The “Trainer” the guardians had previously used had recommended that the guardians utilize a prong collar on Jax. I am not a fan of using these tools as I find there are many other options that achieve the same result with out the baggage that comes with prongs; creating tension and anxiety in a dog. These are exactly the things that you would want to avoid with a dog with Jax’s issues.

Instead, I pulled out a Martingale collar and showed his guardian how to apply a special twist of the lease to give her the same amount of control but without any of the negative side effects.

As we headed out for the walk, you could feel the tension drain away from Jax and his guardians. As I mentioned earlier sometimes a change in environment can go a long way. It certainly did for Jax. The open environment offers plenty of distractions and being outside is obviously something dogs enjoy.

By the end of the session, Jax’s guardian’s felt that I had given them enough tools to start his rehabilitation. They were very frustrated with the way the previous “trainer” handled the situation. A reputable trainer would recognize the warning signs that were pretty clearly emanating from the dog and avoided using any confrontational or aggressive tactics training methods.

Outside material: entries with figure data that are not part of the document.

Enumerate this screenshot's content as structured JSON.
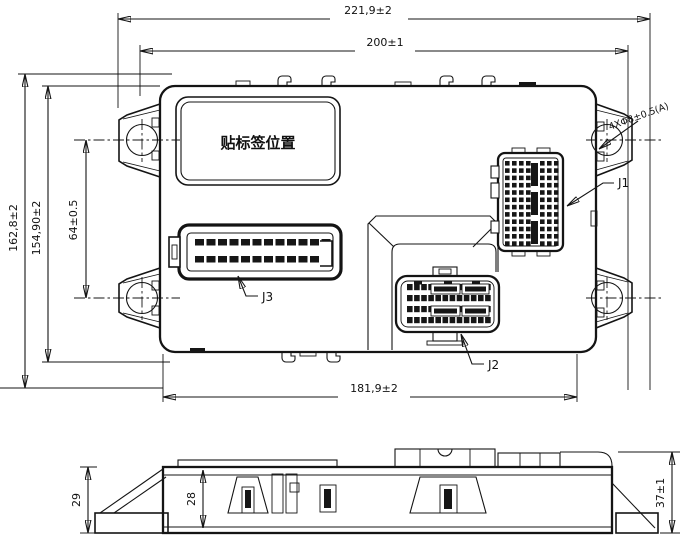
{
  "drawing": {
    "main_view": {
      "label_plate_text": "贴标签位置",
      "hole_note": "4XΦ8±0.5(A)",
      "connector_labels": {
        "j1": "J1",
        "j2": "J2",
        "j3": "J3"
      },
      "dimensions": {
        "overall_width": "221,9±2",
        "inner_width": "200±1",
        "overall_height": "162,8±2",
        "body_height": "154,90±2",
        "hole_spacing": "64±0.5",
        "bottom_width": "181,9±2"
      }
    },
    "side_view": {
      "dimensions": {
        "bracket_height": "29",
        "body_height": "28",
        "overall_height": "37±1"
      }
    },
    "line_color": "#141414",
    "background_color": "#ffffff"
  },
  "connector_specs": {
    "j3": {
      "rows": 2,
      "cols": 12,
      "x": 195,
      "y": 239,
      "dx": 11.5,
      "dy": 17,
      "w": 9,
      "h": 6.5
    },
    "j2": {
      "rows": 4,
      "cols": 12,
      "x": 407,
      "y": 284,
      "dx": 7.1,
      "dy": 11,
      "w": 5.6,
      "h": 6.2
    },
    "j1": {
      "rows": 12,
      "colsX": [
        505,
        512,
        519,
        526,
        540,
        547,
        554
      ],
      "y": 161,
      "dy": 7.3,
      "w": 4.6,
      "h": 4.6
    }
  }
}
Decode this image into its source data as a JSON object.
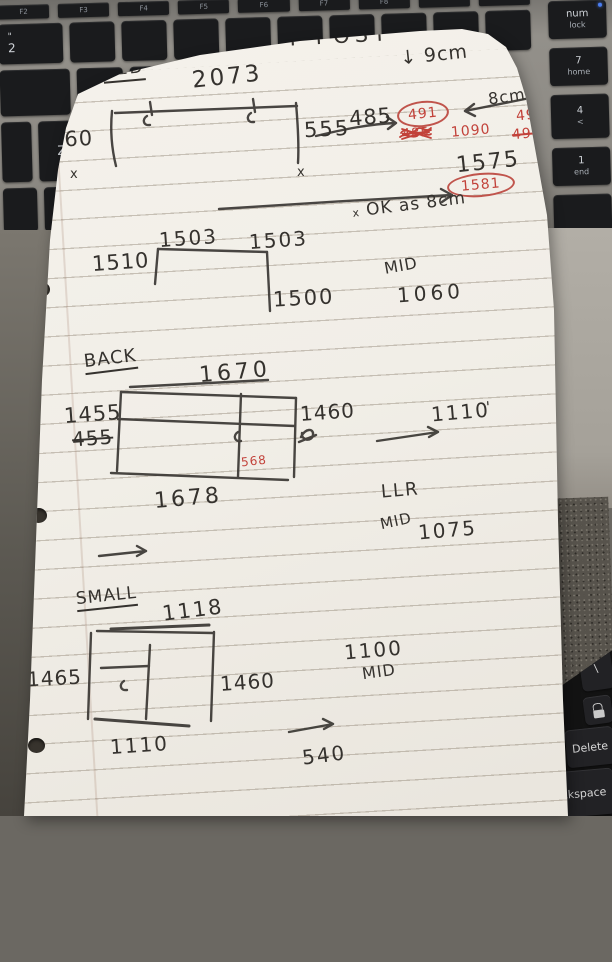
{
  "note": {
    "title": "T POST",
    "annotation_9cm": "↓ 9cm",
    "bed": {
      "label": "BED",
      "dim_top": "2073",
      "dim_left": "560",
      "dim_right": "555",
      "x_left": "x",
      "x_right": "x",
      "dim_485": "485",
      "circled_491": "491",
      "note_8cm": "8cm",
      "red_492": "492",
      "red_485_struck": "485",
      "red_1090": "1090",
      "red_492_struck": "492",
      "result_1575": "1575",
      "circled_1581": "1581",
      "ok_prefix": "x",
      "ok_note": "OK as 8cm"
    },
    "mattress": {
      "dim_top_a": "1503",
      "dim_top_b": "1503",
      "dim_left": "1510",
      "dim_right": "1500",
      "mid_label": "MID",
      "mid_value": "1060"
    },
    "back": {
      "label": "BACK",
      "dim_top": "1670",
      "dim_left": "1455",
      "dim_left_struck": "455",
      "dim_right": "1460",
      "note_1110": "1110",
      "tick_mark": "'",
      "red_568": "568",
      "dim_bottom": "1678",
      "llr_label": "LLR",
      "mid_label": "MID",
      "mid_value": "1075"
    },
    "small": {
      "label": "SMALL",
      "dim_top": "1118",
      "dim_left": "1465",
      "dim_right": "1460",
      "dim_bottom": "1110",
      "value_1100": "1100",
      "mid_label": "MID",
      "value_540": "540"
    }
  },
  "keyboard_top": {
    "fn_keys": [
      "F2",
      "F3",
      "F4",
      "F5",
      "F6",
      "F7",
      "F8"
    ],
    "key_2_shift": "\"",
    "key_2": "2",
    "key_z": "Z",
    "right_keys": [
      {
        "line1": "num",
        "line2": "lock"
      },
      {
        "line1": "7",
        "line2": "home"
      },
      {
        "line1": "4",
        "line2": "<"
      },
      {
        "line1": "1",
        "line2": "end"
      }
    ]
  },
  "keyboard_bottom": {
    "key_backslash": "\\",
    "key_delete": "Delete",
    "key_backspace": "ckspace"
  }
}
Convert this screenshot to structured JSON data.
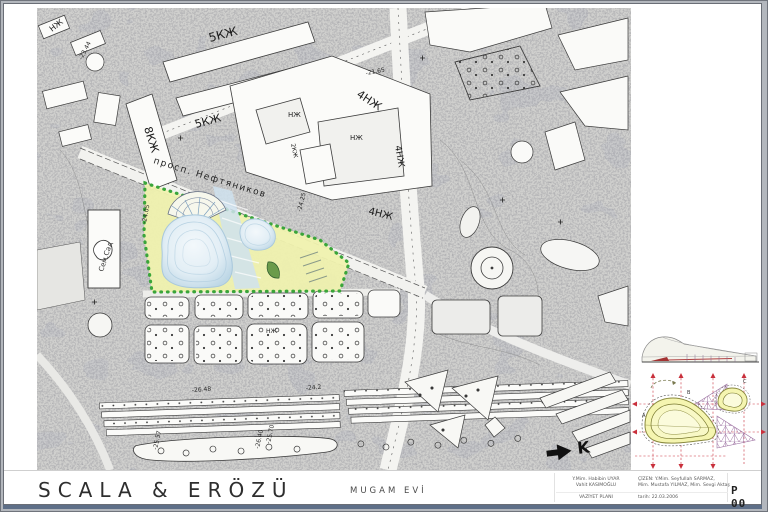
{
  "titleblock": {
    "firm": "SCALA & ERÖZÜ",
    "project": "MUGAM EVİ",
    "credits": {
      "left1": "Y.Mim. Habibin UYAR",
      "left2": "Vahit KASIMOĞLU",
      "left3": "VAZİYET PLANI",
      "right1": "ÇİZEN:  Y.Mim. Seyfullah SARMAZ,",
      "right2": "Mim. Mustafa YILMAZ, Mim. Sevgi Aktaş",
      "right3": "tarih: 22.03.2006"
    },
    "sheet": "P 00"
  },
  "map": {
    "street": "просп. Нефтяников",
    "garden": "Сем.Сад",
    "north": "K",
    "labels": [
      {
        "t": "НЖ"
      },
      {
        "t": "5КЖ"
      },
      {
        "t": "8КЖ"
      },
      {
        "t": "5КЖ"
      },
      {
        "t": "4НЖ"
      },
      {
        "t": "НЖ"
      },
      {
        "t": "НЖ"
      },
      {
        "t": "4НЖ"
      },
      {
        "t": "4НЖ"
      },
      {
        "t": "НЖ"
      },
      {
        "t": "2КЖ"
      }
    ],
    "elevations": [
      {
        "v": "-21.65"
      },
      {
        "v": "-24.25"
      },
      {
        "v": "-23.44"
      },
      {
        "v": "-26.48"
      },
      {
        "v": "-25.57"
      },
      {
        "v": "-26.40"
      },
      {
        "v": "-25.70"
      },
      {
        "v": "-24.2"
      },
      {
        "v": "-24.05"
      }
    ]
  },
  "diagram": {
    "a": "A",
    "b": "B",
    "c": "C"
  },
  "colors": {
    "site_yellow": "#eff1ae",
    "site_green": "#3aa53a",
    "path_blue": "#cfe2ee",
    "blob_edge": "#a9c8dc",
    "grid_red": "#c9303c",
    "lattice_purple": "#9b6fa0",
    "diagram_yellow": "#f5f5b0",
    "frame_gray": "#b3b7bd",
    "band_blue": "#5e6f88"
  }
}
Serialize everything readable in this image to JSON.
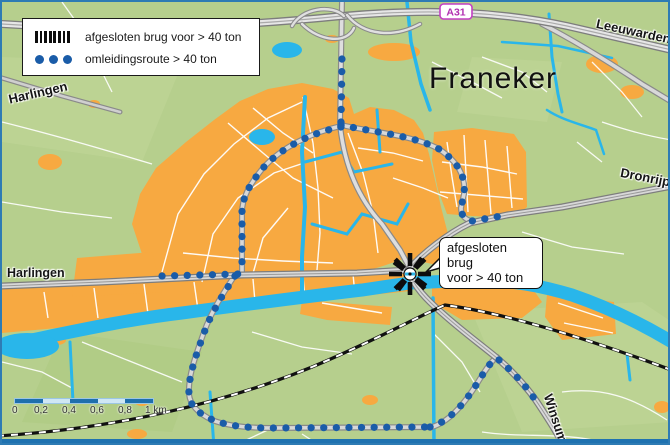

If you end up hiring a trainer, don’t be afraid to speak up if they ask you to do something that makes you uncomfortable. Remember you are your dog’s advocate.

If possible, you want to reach out to a dog behaviorist whenever you have a dog that engages in extreme behavior issues like Jax Trainers are great and can help your enrich your dog’s life in many ways. And there are a ton of great trainers out there. But many of the techniques utilized to train a dog can cause problems when you direct them towards a dog with real behavior problems like Jax’s.

Fortunately Jax’s guardians are very committed to helping him learn to become a balanced and adjusted dog. Many people would give up and surrender a dog who has bitten the. Jax is fortunate to have found such great guardians.

The good news is Jack is not a red zone case so adjusting the leader follower dynamic in the house should help him shift into more of a followers mindset. Once this is the case, we can schedule a follow up session to address his resource guarding if it continues.

I recommended that the guardians contact me in a couple weeks to a month and give me a progress report on his rehabilitation process. It will likely take an additional session or two to completely eliminate all of Jax’s unwanted behaviors. It’s going to be important for the guardians to go at their dog’s speed as they rehabilitate him. But if they are patient and provide him with the leadership and structure he needs, Jax can learn to become the model dog they want him to be.